There is a lot of focus on being a good tenant when it comes to renting, putting less emphasis on being a good landlord. But really, it needs to be a two-way relationship. As a landlord, you provide an important and essential need, and with that power comes great responsibility.
What helps you to be a good Landlord
This piece will take a look at what makes a good landlord, and how you can implement these into your practice.
It is a business for you but a home for them
Many people will advise you to treat being a landlord like a business, and while that is definitely useful to some degree, it is vital that you understand that what is a property business for you is a home to someone else. It is a place where someone feels safe and creates a space just for them. Remembering that will make sure you understand your role as a landlord but also as a human.
For whatever reason, someone needs to rent or has chosen to rent your home, and that position of power should not be taken lightly.
Get help on hand
Having ‘go to’ people on hand when your tenants experience issues will make resolving the problems quick and efficient before excessive damage occurs. This can be particularly important if your tenant is experiencing a broken boiler in winter, is experiencing no water, or even a burst pipe that needs to be seen right away.
Knowing you can get the problem sorted as fast as possible will give both you and your tenants a piece of mind. Not only do you not want your tenants to be uncomfortable, but you also want to keep your house in good condition, and issues like this can really cause structural damage if left too long. Not to mention that tenants have rights against certain issues that create non-habitable states.
Putting a plan in place such as total property management can make sure that you get help as and when you need it, which can take a weight off your mind when emergencies strike, along with many other benefits.
Put safety first
The safety of your tenants should come above all else, so be sure to make sure your property has had all of the legal checks to ensure the home is fit for purpose. Gas and electrical equipment are subject to inspection, fire alarms and carbon monoxide alarms should be featured both upstairs and downstairs, and everything needs to be checked regularly to make sure they are in safe and working order.
Keep your distance
If you are new to being a landlord, you might feel the need to ‘hover’ or check up on your home and tenants regularly. Try to quash those feelings, understanding that the property you own is now their home, and they have the right to enjoy it undisturbed. Feel free to schedule an inspection in 6 months after they have settled, but the more they are left alone, the more comfortable they should feel and the better your relationship with them will be.

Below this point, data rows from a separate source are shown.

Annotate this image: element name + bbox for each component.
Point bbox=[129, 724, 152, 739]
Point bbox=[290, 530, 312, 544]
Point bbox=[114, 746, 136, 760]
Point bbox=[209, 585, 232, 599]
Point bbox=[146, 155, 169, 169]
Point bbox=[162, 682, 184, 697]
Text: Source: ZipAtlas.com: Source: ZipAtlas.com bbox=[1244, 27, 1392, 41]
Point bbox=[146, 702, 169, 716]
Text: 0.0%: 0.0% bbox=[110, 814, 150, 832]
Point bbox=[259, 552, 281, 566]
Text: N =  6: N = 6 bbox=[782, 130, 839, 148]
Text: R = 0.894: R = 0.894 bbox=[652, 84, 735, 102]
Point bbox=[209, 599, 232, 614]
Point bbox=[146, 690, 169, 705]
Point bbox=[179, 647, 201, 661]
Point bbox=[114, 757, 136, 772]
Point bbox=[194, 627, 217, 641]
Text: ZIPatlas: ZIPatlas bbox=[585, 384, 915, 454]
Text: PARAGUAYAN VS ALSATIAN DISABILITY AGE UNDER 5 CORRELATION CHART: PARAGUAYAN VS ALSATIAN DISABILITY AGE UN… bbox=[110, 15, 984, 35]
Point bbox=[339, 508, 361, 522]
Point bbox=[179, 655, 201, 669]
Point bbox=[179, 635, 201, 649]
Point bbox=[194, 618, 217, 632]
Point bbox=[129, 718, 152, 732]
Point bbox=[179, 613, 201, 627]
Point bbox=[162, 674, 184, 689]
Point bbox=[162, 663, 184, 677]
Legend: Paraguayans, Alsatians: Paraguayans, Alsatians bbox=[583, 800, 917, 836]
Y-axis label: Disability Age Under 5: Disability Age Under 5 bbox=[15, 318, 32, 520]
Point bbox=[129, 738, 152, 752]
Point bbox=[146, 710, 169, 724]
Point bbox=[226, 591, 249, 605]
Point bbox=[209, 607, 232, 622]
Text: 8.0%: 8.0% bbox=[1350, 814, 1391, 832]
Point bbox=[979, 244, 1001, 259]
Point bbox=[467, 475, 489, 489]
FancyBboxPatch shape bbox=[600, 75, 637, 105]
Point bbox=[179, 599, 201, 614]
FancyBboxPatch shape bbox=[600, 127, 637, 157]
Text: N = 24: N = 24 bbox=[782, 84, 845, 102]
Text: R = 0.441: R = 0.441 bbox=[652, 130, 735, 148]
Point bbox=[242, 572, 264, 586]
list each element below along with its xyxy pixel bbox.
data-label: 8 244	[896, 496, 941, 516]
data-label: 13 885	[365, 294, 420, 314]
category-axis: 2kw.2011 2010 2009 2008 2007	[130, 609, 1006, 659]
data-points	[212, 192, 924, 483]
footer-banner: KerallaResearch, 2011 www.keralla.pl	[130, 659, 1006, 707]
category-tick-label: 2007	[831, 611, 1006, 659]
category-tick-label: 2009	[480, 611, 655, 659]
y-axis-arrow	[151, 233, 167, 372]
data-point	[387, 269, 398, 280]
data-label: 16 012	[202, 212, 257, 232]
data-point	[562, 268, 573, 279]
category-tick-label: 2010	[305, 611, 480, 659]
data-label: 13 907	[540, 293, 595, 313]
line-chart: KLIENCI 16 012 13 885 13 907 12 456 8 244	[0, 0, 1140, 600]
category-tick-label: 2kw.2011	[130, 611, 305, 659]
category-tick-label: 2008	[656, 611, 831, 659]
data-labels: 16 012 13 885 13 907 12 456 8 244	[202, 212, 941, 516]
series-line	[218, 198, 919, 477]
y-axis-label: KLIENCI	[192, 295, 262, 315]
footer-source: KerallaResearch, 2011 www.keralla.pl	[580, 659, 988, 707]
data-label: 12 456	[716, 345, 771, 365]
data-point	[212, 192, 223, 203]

Getting your home ready for your new tenants by thinking ahead of time can make all the difference to their settling inexperience. Whether they are moving down the road or they are coming from a different city, having some finishing touches or essentials can make a great impression and much easier for tenants on their first day. These small gestures could be toilet rolls, cleaning products, dishcloths or sponges, some tea and coffee, or even some snacks too if you want to go the extra mile.
Kind gestures such as these will not go unnoticed and will more than likely be reciprocated while they take care of the house.
These are just a few ways in which you can be a good landlord to someone, which is essential for every tenant. If you treat them well, the likelihood is that they will treat you and your property well too.